Are you doing software development the right way?

Over the fifteen plus years of my career as a software development consultant I’ve seen it all.  I’ve worked in the private sector, public sector, global delivery teams, start-ups and conglomerates.

I could write megabytes of text on the different tools, frameworks and methodologies I’ve seen.  Object orient programming? Rapid application development? Rational unified process?  Code generation, swing, csla, scrum, kanban, don’t tease me I’ll fill your hard drives!

Throughout all these environments, methodologies and tools you might wonder if one model is better than another.  Is there a right way of doing software development?

It does feel like this question is always present. Here’s my insight, successful software development starts with knowledgeable people.  Knowledge is not product, it’s not something you buy, and you don’t run to the store once you run out of it. Knowledge must be continually developed.

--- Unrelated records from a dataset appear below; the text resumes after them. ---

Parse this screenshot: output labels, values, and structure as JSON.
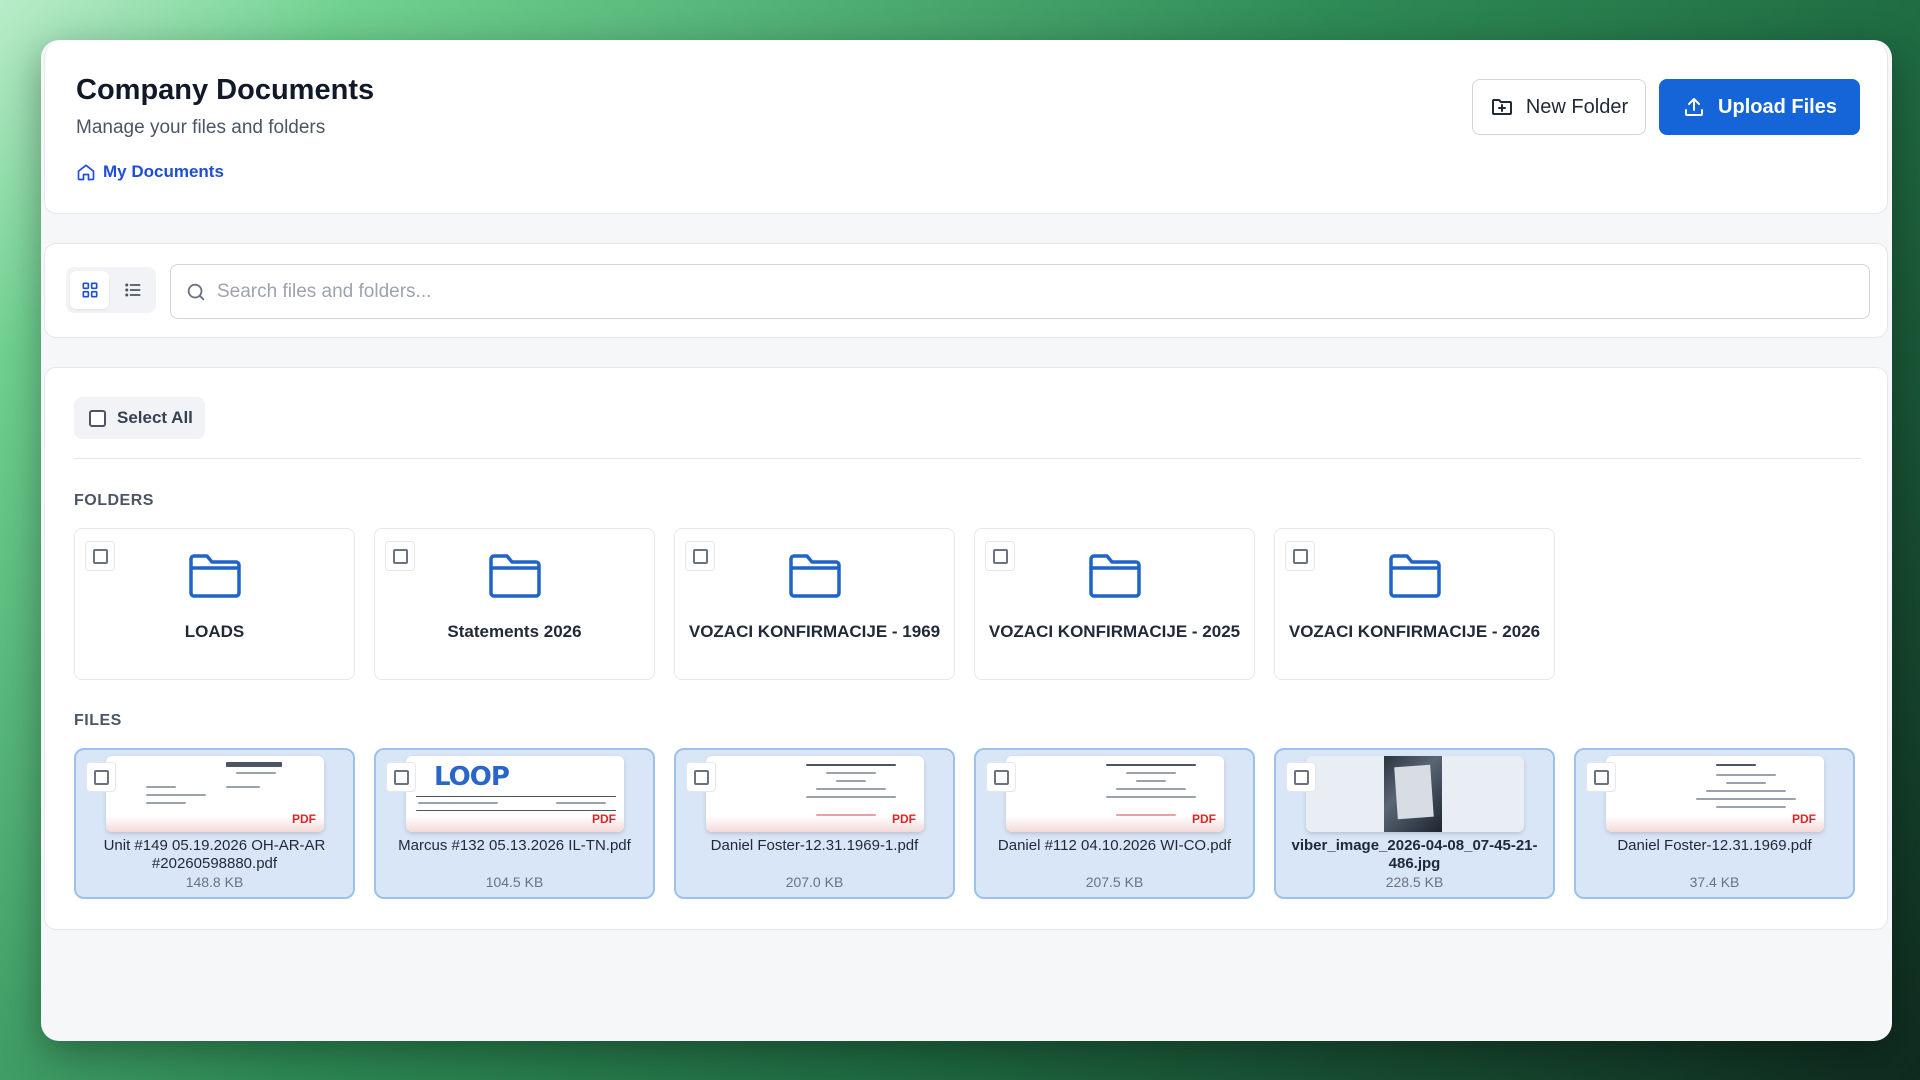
{
  "header": {
    "title": "Company Documents",
    "subtitle": "Manage your files and folders",
    "breadcrumb": "My Documents",
    "new_folder_label": "New Folder",
    "upload_label": "Upload Files"
  },
  "toolbar": {
    "views": [
      {
        "name": "grid",
        "active": true
      },
      {
        "name": "list",
        "active": false
      }
    ],
    "search_placeholder": "Search files and folders...",
    "search_value": ""
  },
  "main": {
    "select_all_label": "Select All",
    "folders_label": "FOLDERS",
    "files_label": "FILES",
    "folders": [
      {
        "name": "LOADS"
      },
      {
        "name": "Statements 2026"
      },
      {
        "name": "VOZACI KONFIRMACIJE - 1969"
      },
      {
        "name": "VOZACI KONFIRMACIJE - 2025"
      },
      {
        "name": "VOZACI KONFIRMACIJE - 2026"
      }
    ],
    "files": [
      {
        "name": "Unit #149 05.19.2026 OH-AR-AR #20260598880.pdf",
        "size": "148.8 KB",
        "type": "PDF"
      },
      {
        "name": "Marcus #132 05.13.2026 IL-TN.pdf",
        "size": "104.5 KB",
        "type": "PDF"
      },
      {
        "name": "Daniel Foster-12.31.1969-1.pdf",
        "size": "207.0 KB",
        "type": "PDF"
      },
      {
        "name": "Daniel #112 04.10.2026 WI-CO.pdf",
        "size": "207.5 KB",
        "type": "PDF"
      },
      {
        "name": "viber_image_2026-04-08_07-45-21-486.jpg",
        "size": "228.5 KB",
        "type": "image"
      },
      {
        "name": "Daniel Foster-12.31.1969.pdf",
        "size": "37.4 KB",
        "type": "PDF"
      }
    ],
    "thumb_text": {
      "loop_logo": "LOOP"
    }
  },
  "colors": {
    "accent": "#1565d8",
    "link": "#1d4ed8",
    "folder_icon": "#1e64c8",
    "pdf_tag": "#dc2626",
    "selected_card": "#d9e6f7"
  }
}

How much emphasis does your organization put into personal development?  Have you ever heard these words, uttered with a low voice? “We don’t have a lot of money for training this year”.  Minimal budget doesn’t mean you have to limit training to online learning site subscriptions.

Here are a few small cost-efficient tips that could make a big difference in your organization:

  • Engage the people you have. Chances are there are people in your organization with valuable knowledge they can share.
  • Promote “show and tells”, team blogs, demonstration applications. Small rewards such as a free lunch or leaving early on a Friday can be a very effective motivator.
  • Write more unit tests! The ability to write code that is easily testable is a very valuable skill to learn and develop.  Furthermore writing unit tests is a great way to gain exposure to new technologies and systems without necessarily being on the critical path of the development or maintenance effort.  I’ve had a tremendous amount of success bringing along new team members to a project by getting them involved in the creation of unit tests.
  • Invite a developer from outside the organization to speak about a technology or methodology your team is interested in. Interested in mocking frameworks, object relational mapping tools such as entity framework, wish you knew more about those nifty linq statements, wonder what a day on a scrum team looks like? Find someone in your network with this type of experience and tap into their knowledge for a few hours.  Learning about a technique is great, learning how that technique can be applied in a real-world scenario is even better.
  • Perform code reviews regularly. Code reviews are a great way to learn about different techniques and patterns. Afraid code reviews might cause friction between team members? Try reviewing code from an open source project instead.

Is there a right way of doing software development? If this question is being asked in your organization, change the conversation.  Focus on gaining knowledge as a whole instead of looking for one prescribed recipe.  You will find that much of the literature on software development is really a description of what knowledgeable teams do instinctively.